The first thing to appreciate is that event data (and a log is just a series of events) does not come neatly packaged. There are two things wrong with it: first, it comes in different formats from different sources and, secondly, it is more or less unreadable. So, you have to parse and ‘normalise’ the data: put it into a consistent format that is more easily read. Most vendors do this by storing the data twice, once in raw and once in normalised form, though a few companies produce normalised versions of data on the fly. In the case of those who store normalised data, many of the suppliers, though by no means all, only store aggregated, normalised data so if you need to drill-down to individual events then that either won’t be normalised or it will need to be normalised when you want to read it.
The actual way that data is typically stored is that raw data is inserted into an indexed flat file system and then (aggregated) normalised data is held in a database such as Oracle, MySQL, DB2 or whatever. Often, these two systems are loaded in parallel. Some companies use flat file systems throughout. Now, the reason for using a flat file for long-term data storage is because they give good levels of compression (and therefore disk space and other savings) at the back-end; while a lot of companies use databases at the front-end because of high transaction processing rates (an event in this sense being just like a transaction) and because these are pretty good at rapid query processing against aggregated data.
What neither of these (flat files or transactional databases) will be very good at is in supporting the sort of complex analytics that you might want to use to investigate potential fraud, say. To be fair, not every user wants to do this, though it’s my opinion that more and more will want to do so as time progresses. The logical approach would therefore be to use an analytic warehouse for storing the data. If the warehouse uses column-based (or equivalent) compression (which DB2 and Netezza both do, as well as the column-based databases) then you should get at least as good compression as you do when using flat files and if use a database that doesn’t employ indexes (Netezza and the columnar vendors) then you should get a better net effect overall. And you shouldn’t need to calculate aggregates because these systems have proven that they can calculate aggregates on the fly and you won’t need a two-tier storage strategy (which is complicated, not to mention daft) because analytic warehouses are currently capable of ingesting data much faster than any of the SIEM products.
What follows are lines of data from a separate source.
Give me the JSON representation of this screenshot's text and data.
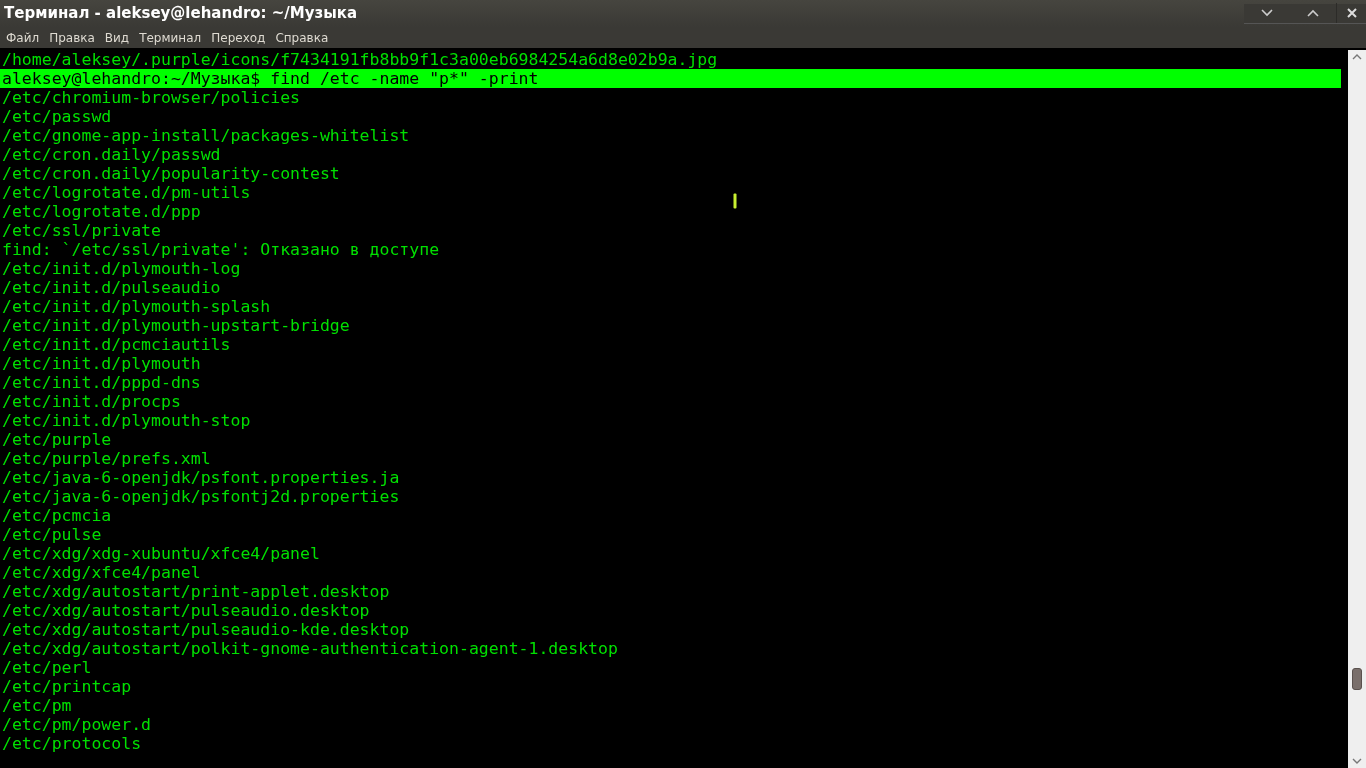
{
  "window": {
    "title": "Терминал - aleksey@lehandro: ~/Музыка"
  },
  "menu": [
    "Файл",
    "Правка",
    "Вид",
    "Терминал",
    "Переход",
    "Справка"
  ],
  "lines": [
    {
      "text": "/home/aleksey/.purple/icons/f7434191fb8bb9f1c3a00eb6984254a6d8e02b9a.jpg",
      "highlighted": false
    },
    {
      "text": "aleksey@lehandro:~/Музыка$ find /etc -name \"p*\" -print",
      "highlighted": true
    },
    {
      "text": "/etc/chromium-browser/policies",
      "highlighted": false
    },
    {
      "text": "/etc/passwd",
      "highlighted": false
    },
    {
      "text": "/etc/gnome-app-install/packages-whitelist",
      "highlighted": false
    },
    {
      "text": "/etc/cron.daily/passwd",
      "highlighted": false
    },
    {
      "text": "/etc/cron.daily/popularity-contest",
      "highlighted": false
    },
    {
      "text": "/etc/logrotate.d/pm-utils",
      "highlighted": false
    },
    {
      "text": "/etc/logrotate.d/ppp",
      "highlighted": false
    },
    {
      "text": "/etc/ssl/private",
      "highlighted": false
    },
    {
      "text": "find: `/etc/ssl/private': Отказано в доступе",
      "highlighted": false
    },
    {
      "text": "/etc/init.d/plymouth-log",
      "highlighted": false
    },
    {
      "text": "/etc/init.d/pulseaudio",
      "highlighted": false
    },
    {
      "text": "/etc/init.d/plymouth-splash",
      "highlighted": false
    },
    {
      "text": "/etc/init.d/plymouth-upstart-bridge",
      "highlighted": false
    },
    {
      "text": "/etc/init.d/pcmciautils",
      "highlighted": false
    },
    {
      "text": "/etc/init.d/plymouth",
      "highlighted": false
    },
    {
      "text": "/etc/init.d/pppd-dns",
      "highlighted": false
    },
    {
      "text": "/etc/init.d/procps",
      "highlighted": false
    },
    {
      "text": "/etc/init.d/plymouth-stop",
      "highlighted": false
    },
    {
      "text": "/etc/purple",
      "highlighted": false
    },
    {
      "text": "/etc/purple/prefs.xml",
      "highlighted": false
    },
    {
      "text": "/etc/java-6-openjdk/psfont.properties.ja",
      "highlighted": false
    },
    {
      "text": "/etc/java-6-openjdk/psfontj2d.properties",
      "highlighted": false
    },
    {
      "text": "/etc/pcmcia",
      "highlighted": false
    },
    {
      "text": "/etc/pulse",
      "highlighted": false
    },
    {
      "text": "/etc/xdg/xdg-xubuntu/xfce4/panel",
      "highlighted": false
    },
    {
      "text": "/etc/xdg/xfce4/panel",
      "highlighted": false
    },
    {
      "text": "/etc/xdg/autostart/print-applet.desktop",
      "highlighted": false
    },
    {
      "text": "/etc/xdg/autostart/pulseaudio.desktop",
      "highlighted": false
    },
    {
      "text": "/etc/xdg/autostart/pulseaudio-kde.desktop",
      "highlighted": false
    },
    {
      "text": "/etc/xdg/autostart/polkit-gnome-authentication-agent-1.desktop",
      "highlighted": false
    },
    {
      "text": "/etc/perl",
      "highlighted": false
    },
    {
      "text": "/etc/printcap",
      "highlighted": false
    },
    {
      "text": "/etc/pm",
      "highlighted": false
    },
    {
      "text": "/etc/pm/power.d",
      "highlighted": false
    },
    {
      "text": "/etc/protocols",
      "highlighted": false
    }
  ]
}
In our survey the highest load rates we found were at around 4Tb per day: analytic warehouses can often load that much per hour!
So, it would make much more sense to use an analytic warehouse at the back-end: you still get high compression rates but you get better loading performance and better analytic performance. But only SenSage and LogMatrix use such an approach, the former based on proprietary column-based technology and the latter on the Vertica Analytic Warehouse. I am pleased to say, however, that some of the other vendors have cottoned on to this and we are aware of vendors in discussions with Greenplum and InfoBright, to name just two, so there may well be an emerging trend in this direction.
And finally, while I am on the subject, there are a number of products that do not even support SQL. Very few support the ability to import data mining models from the likes of SAS or IBM SPSS and only LogRhythm and Tier-3 support PMML (predictive modelling mark-up language), which is the standard for transporting these models. The other guys need to get more with it and, if they insist on using flat files then they should at least introduce support for MapReduce-the extra performance this gives is one of the reasons why Splunk, which is complementary to (or in part competitive with) many of the SIEM vendors, has been so successful.